As both a theoretical physicist and a best-selling novelist, Alan Lightman would seem unusually qualified to write a novel such as “Ghost” (Pantheon, 256 pages, $23), which depicts the conflict between pure science and belief in a “world underneath.” The result is both more and less than one would hope for: a novel that feels oddly stunted, but also admirably clinical and empathetic in similar measures.

Mr. Lightman’s protagonist is a divorced and disappointed man named David Kurzweil, who has taken a job at a mortuary after being abruptly laid off from the bank where he toiled for much of his adult life. The mortuary (“Funeral home. That’s the term we prefer.”) is a drab place, described by Mr. Lightman in perfunctory sentences without resonance or menace, as are the preparations of corpses for display: “Some of the organs faintly pop as they are punctured. … He packs the anus with cotton.” This feels like a firm assurance by Mr. Lightman that despite his novel’s title, he intends to explore death and what follows with as little sentiment as possible.

One night in the “slumber room” — where bodies are stored — David glimpses something unsettling, which he takes as a supernatural event. Or maybe he doesn’t. He can’t say for sure. But when he tells a few other people about it, they seem pretty sure, and soon a local newspaper has run an article about the man who had a revelatory supernatural experience in the basement of the local funeral home.

Mr. Lightman employs a profoundly frustrating tactic in this section of the novel, and it is this: He doesn’t quite tell us what David saw. Near the end we get a description, but it’s just a couple vague sentences. I understand Mr. Lightman’s motives in focusing on the fallout of David’s experience rather than the experience itself — it allows him to concentrate on the ways in which people invest themselves in systems of belief for emotional reasons — but it denies the reader a crucial piece of information. If you don’t have a good idea of what it is that David believes he saw, how can you calibrate your assessment of his interpretation of it?

Mr. Lightman does manage a fine job of portraying the struggle between the rational and the irrational in David’s mind, however. David is at first presented as a man who believes that “logic is what holds it all together. Without logic … the entire world might come apart piece by piece, like when you pull a stray thread on the sleeve of your jacket.” Soon, though, Mr. Lightman reveals (in a quite lovely passage) that David has long felt he is “searching for something, although he doesn’t know what it is. At moments, once every few years, he has a brief sensation of almost grasping it … he feels something big, a flash of some totality, some grand sweeping thing like ripples moving out from a stone thrown in the lake.” It seems reasonable to suspect that despite David’s purported faith in logic, his dissatisfaction with the course of his life might predispose him to accept the idea of some “totality” beyond what is empirical, and Mr. Lightman dramatizes this psychological vulnerability with affecting subtlety.

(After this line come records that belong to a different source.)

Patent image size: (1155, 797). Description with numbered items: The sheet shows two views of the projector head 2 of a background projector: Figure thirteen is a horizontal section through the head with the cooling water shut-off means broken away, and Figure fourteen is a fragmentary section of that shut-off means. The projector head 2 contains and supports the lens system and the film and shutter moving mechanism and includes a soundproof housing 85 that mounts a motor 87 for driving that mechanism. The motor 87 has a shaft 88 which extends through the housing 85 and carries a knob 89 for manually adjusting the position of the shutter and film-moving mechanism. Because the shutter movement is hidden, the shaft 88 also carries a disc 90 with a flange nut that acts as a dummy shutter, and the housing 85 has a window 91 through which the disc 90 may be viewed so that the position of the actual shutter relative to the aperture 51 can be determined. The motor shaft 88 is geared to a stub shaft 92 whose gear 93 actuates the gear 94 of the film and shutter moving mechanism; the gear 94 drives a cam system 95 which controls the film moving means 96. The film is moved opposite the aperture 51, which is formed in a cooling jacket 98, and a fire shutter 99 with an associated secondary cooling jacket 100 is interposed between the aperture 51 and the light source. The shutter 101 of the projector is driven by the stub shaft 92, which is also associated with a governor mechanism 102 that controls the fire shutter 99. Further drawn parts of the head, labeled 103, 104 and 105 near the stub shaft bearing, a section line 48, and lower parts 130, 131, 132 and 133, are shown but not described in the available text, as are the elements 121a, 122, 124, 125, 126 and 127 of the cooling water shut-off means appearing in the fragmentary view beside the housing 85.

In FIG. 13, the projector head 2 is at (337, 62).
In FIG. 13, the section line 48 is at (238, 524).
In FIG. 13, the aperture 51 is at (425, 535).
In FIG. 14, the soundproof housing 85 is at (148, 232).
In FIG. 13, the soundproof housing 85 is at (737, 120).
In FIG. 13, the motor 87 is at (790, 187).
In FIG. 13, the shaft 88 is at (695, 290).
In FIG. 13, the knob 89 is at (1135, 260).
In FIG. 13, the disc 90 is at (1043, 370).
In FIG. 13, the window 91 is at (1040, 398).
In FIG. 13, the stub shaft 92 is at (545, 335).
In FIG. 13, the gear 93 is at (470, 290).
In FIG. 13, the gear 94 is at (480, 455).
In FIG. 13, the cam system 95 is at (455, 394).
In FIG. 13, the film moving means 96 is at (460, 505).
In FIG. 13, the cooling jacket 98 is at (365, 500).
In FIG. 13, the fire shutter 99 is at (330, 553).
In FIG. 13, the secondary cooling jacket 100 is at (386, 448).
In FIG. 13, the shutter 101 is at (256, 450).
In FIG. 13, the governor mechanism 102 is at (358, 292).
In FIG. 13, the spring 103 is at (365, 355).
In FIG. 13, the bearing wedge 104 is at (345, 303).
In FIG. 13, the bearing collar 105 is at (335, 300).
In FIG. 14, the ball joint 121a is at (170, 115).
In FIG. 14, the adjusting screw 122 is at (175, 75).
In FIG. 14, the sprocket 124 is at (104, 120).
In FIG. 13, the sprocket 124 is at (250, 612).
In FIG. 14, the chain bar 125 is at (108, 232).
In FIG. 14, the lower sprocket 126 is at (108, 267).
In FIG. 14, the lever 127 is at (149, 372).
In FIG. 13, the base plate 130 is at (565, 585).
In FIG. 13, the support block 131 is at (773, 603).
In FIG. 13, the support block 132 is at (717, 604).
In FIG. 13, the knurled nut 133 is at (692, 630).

“Ghost,” however, is a very short novel containing too many interludes with distraught families in the funeral home (one bereaved man, feeling guilty for having beaten his now-dead wife, asks David to pass his apology into the spirit world) and too much reminiscence about David’s ex-wife Bethany (who once covered her nude body with flour and asked for sex — which is actually kind of ghostly, wouldn’t you say?), so the book’s exploration of its central ideas feels a little cramped and truncated, and the story ends with an arbitrary tragedy that provides an easy sense of closure but feels non-sequiturial. Ultimately, Mr. Lightman seems to take a step back from the debate at the heart of his novel, throw up his hands, and simply acknowledge that humans are infinitesimal units in the hugeness of existence.

Mr. Antosca last wrote for these pages on Brock Clarke.